Их пристальные взгляды на мгновение сцепились, и Лайн начал уходить от этого контакта глаз. Уведя глаза вниз, он сказал:

— Мы поставим отдельный памятник Брату Юджину. Но думаю, что ты специально сходишь в свою церковь и произнесешь молитву за упокой его души.

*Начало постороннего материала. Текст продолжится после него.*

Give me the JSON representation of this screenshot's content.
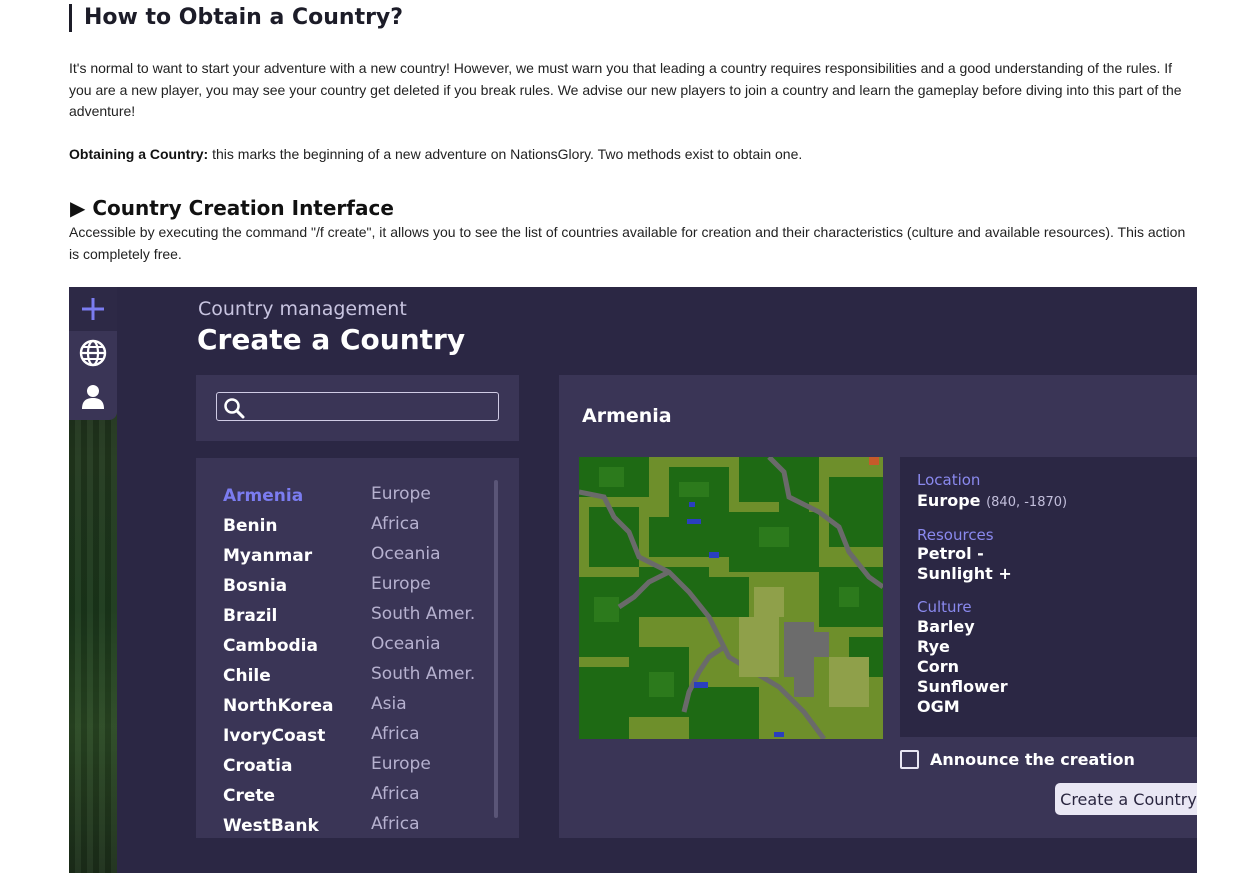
{
  "article": {
    "heading": "How to Obtain a Country?",
    "intro": "It's normal to want to start your adventure with a new country! However, we must warn you that leading a country requires responsibilities and a good understanding of the rules. If you are a new player, you may see your country get deleted if you break rules. We advise our new players to join a country and learn the gameplay before diving into this part of the adventure!",
    "obtaining_label": "Obtaining a Country:",
    "obtaining_text": " this marks the beginning of a new adventure on NationsGlory. Two methods exist to obtain one.",
    "section_title": "▶ Country Creation Interface",
    "section_text": "Accessible by executing the command \"/f create\", it allows you to see the list of countries available for creation and their characteristics (culture and available resources). This action is completely free."
  },
  "game_ui": {
    "subtitle": "Country management",
    "title": "Create a Country",
    "search": {
      "value": "",
      "placeholder": ""
    },
    "countries": [
      {
        "name": "Armenia",
        "region": "Europe",
        "selected": true
      },
      {
        "name": "Benin",
        "region": "Africa"
      },
      {
        "name": "Myanmar",
        "region": "Oceania"
      },
      {
        "name": "Bosnia",
        "region": "Europe"
      },
      {
        "name": "Brazil",
        "region": "South Amer."
      },
      {
        "name": "Cambodia",
        "region": "Oceania"
      },
      {
        "name": "Chile",
        "region": "South Amer."
      },
      {
        "name": "NorthKorea",
        "region": "Asia"
      },
      {
        "name": "IvoryCoast",
        "region": "Africa"
      },
      {
        "name": "Croatia",
        "region": "Europe"
      },
      {
        "name": "Crete",
        "region": "Africa"
      },
      {
        "name": "WestBank",
        "region": "Africa"
      }
    ],
    "detail": {
      "country": "Armenia",
      "location_label": "Location",
      "location_value": "Europe",
      "location_coords": "(840, -1870)",
      "resources_label": "Resources",
      "resources": [
        "Petrol -",
        "Sunlight +"
      ],
      "culture_label": "Culture",
      "culture": [
        "Barley",
        "Rye",
        "Corn",
        "Sunflower",
        "OGM"
      ]
    },
    "announce_label": "Announce the creation",
    "announce_checked": false,
    "create_button": "Create a Country"
  },
  "colors": {
    "panel_dark": "#2b2744",
    "panel_mid": "#3a3556",
    "accent": "#7b7cf0",
    "text_light": "#ffffff",
    "region_text": "#b6b1cf"
  },
  "icons": [
    "plus-icon",
    "globe-icon",
    "user-icon",
    "close-icon",
    "search-icon"
  ]
}
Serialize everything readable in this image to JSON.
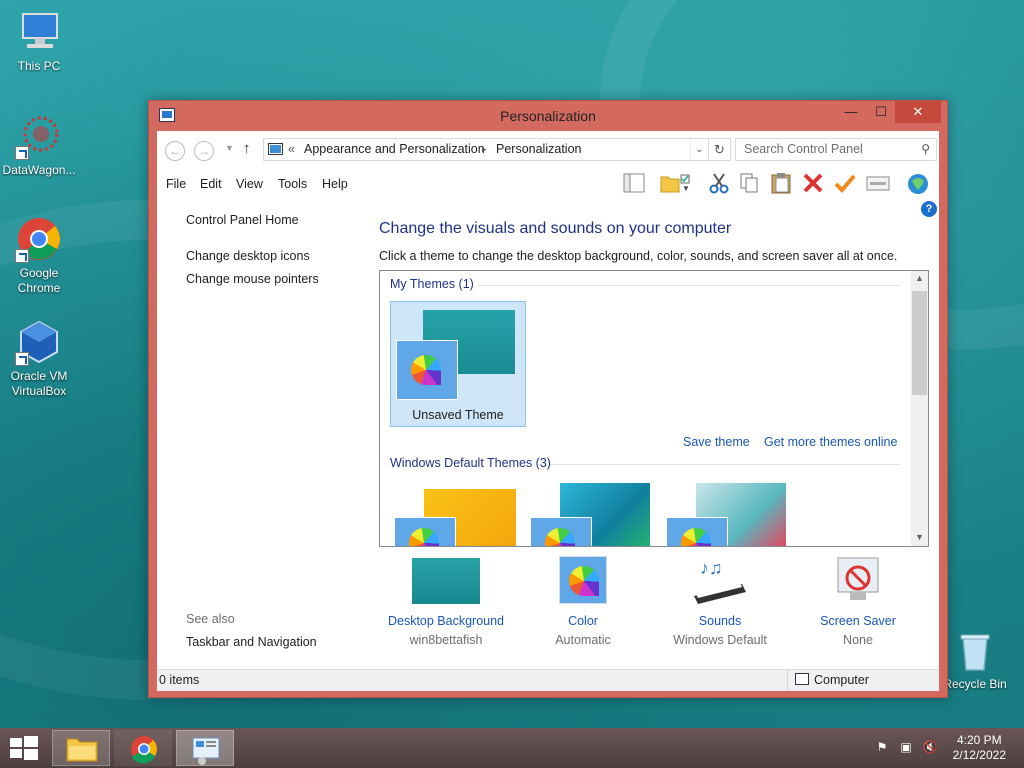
{
  "desktop": {
    "icons": [
      {
        "label": "This PC"
      },
      {
        "label": "DataWagon..."
      },
      {
        "label": "Google Chrome"
      },
      {
        "label": "Oracle VM VirtualBox"
      },
      {
        "label": "Recycle Bin"
      }
    ]
  },
  "window": {
    "title": "Personalization",
    "controls": {
      "minimize": "—",
      "maximize": "☐",
      "close": "✕"
    },
    "address": {
      "overflow": "«",
      "crumbs": [
        "Appearance and Personalization",
        "Personalization"
      ],
      "separator": "▸"
    },
    "search": {
      "placeholder": "Search Control Panel"
    },
    "menu": [
      "File",
      "Edit",
      "View",
      "Tools",
      "Help"
    ],
    "left_pane": {
      "home": "Control Panel Home",
      "links": [
        "Change desktop icons",
        "Change mouse pointers"
      ],
      "see_also": "See also",
      "see_also_links": [
        "Taskbar and Navigation"
      ]
    },
    "main": {
      "heading": "Change the visuals and sounds on your computer",
      "subtitle": "Click a theme to change the desktop background, color, sounds, and screen saver all at once.",
      "my_themes_title": "My Themes (1)",
      "unsaved_theme": "Unsaved Theme",
      "save_theme": "Save theme",
      "get_more": "Get more themes online",
      "default_themes_title": "Windows Default Themes (3)"
    },
    "bottom": [
      {
        "label": "Desktop Background",
        "value": "win8bettafish"
      },
      {
        "label": "Color",
        "value": "Automatic"
      },
      {
        "label": "Sounds",
        "value": "Windows Default"
      },
      {
        "label": "Screen Saver",
        "value": "None"
      }
    ],
    "status": {
      "items": "0 items",
      "location": "Computer"
    }
  },
  "taskbar": {
    "time": "4:20 PM",
    "date": "2/12/2022"
  },
  "colors": {
    "accent": "#d46a5f",
    "link": "#1a57b8",
    "heading": "#1e3287",
    "selected_tile": "#cfe6f8"
  },
  "icon_names": [
    "this-pc-icon",
    "datawagon-icon",
    "chrome-icon",
    "virtualbox-icon",
    "recycle-bin-icon",
    "folder-icon",
    "control-panel-icon",
    "help-icon"
  ]
}
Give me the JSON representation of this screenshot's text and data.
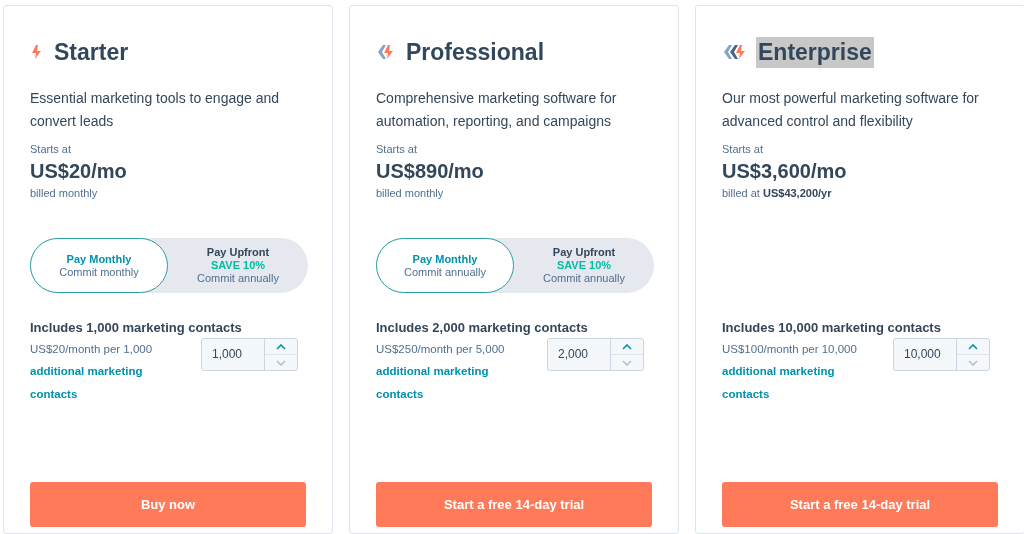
{
  "plans": [
    {
      "title": "Starter",
      "title_highlighted": false,
      "description": "Essential marketing tools to engage and convert leads",
      "starts_label": "Starts at",
      "price": "US$20/mo",
      "billing": "billed monthly",
      "toggle": [
        {
          "label": "Pay Monthly",
          "note": "Commit monthly",
          "selected": true
        },
        {
          "label": "Pay Upfront",
          "badge": "SAVE 10%",
          "note": "Commit annually",
          "selected": false
        }
      ],
      "contacts_heading": "Includes 1,000 marketing contacts",
      "contacts_rate": "US$20/month per 1,000",
      "contacts_link": "additional marketing contacts",
      "stepper": {
        "value": "1,000",
        "down_disabled": true
      },
      "button": "Buy now"
    },
    {
      "title": "Professional",
      "title_highlighted": false,
      "description": "Comprehensive marketing software for automation, reporting, and campaigns",
      "starts_label": "Starts at",
      "price": "US$890/mo",
      "billing": "billed monthly",
      "toggle": [
        {
          "label": "Pay Monthly",
          "note": "Commit annually",
          "selected": true
        },
        {
          "label": "Pay Upfront",
          "badge": "SAVE 10%",
          "note": "Commit annually",
          "selected": false
        }
      ],
      "contacts_heading": "Includes 2,000 marketing contacts",
      "contacts_rate": "US$250/month per 5,000",
      "contacts_link": "additional marketing contacts",
      "stepper": {
        "value": "2,000",
        "down_disabled": true
      },
      "button": "Start a free 14-day trial"
    },
    {
      "title": "Enterprise",
      "title_highlighted": true,
      "description": "Our most powerful marketing software for advanced control and flexibility",
      "starts_label": "Starts at",
      "price": "US$3,600/mo",
      "billing": "billed at **US$43,200/yr**",
      "contacts_heading": "Includes 10,000 marketing contacts",
      "contacts_rate": "US$100/month per 10,000",
      "contacts_link": "additional marketing contacts",
      "stepper": {
        "value": "10,000",
        "down_disabled": true
      },
      "button": "Start a free 14-day trial"
    }
  ]
}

Арчи ничего не ответил. Уже несколько лет он не ходил на воскресные молитвы. С него хватало затяжных месс в зале собраний по какому-нибудь особому случаю. Он мог прослушать мессу лишь, когда на ней присутствовали его родители, и следовал лишь тем ритуалам, что нравились им, и его не волновало, нравилось это им или нет. Но в доме правил мир, когда, молясь, он играл роль благодарного сына.

— Тебе нечего сказать, Костелло? — спросил Лайн, раздражение рисовалось между его словами.

— Брат Юджин был хорошим человеком, — сказал Арчи. — Я любил его.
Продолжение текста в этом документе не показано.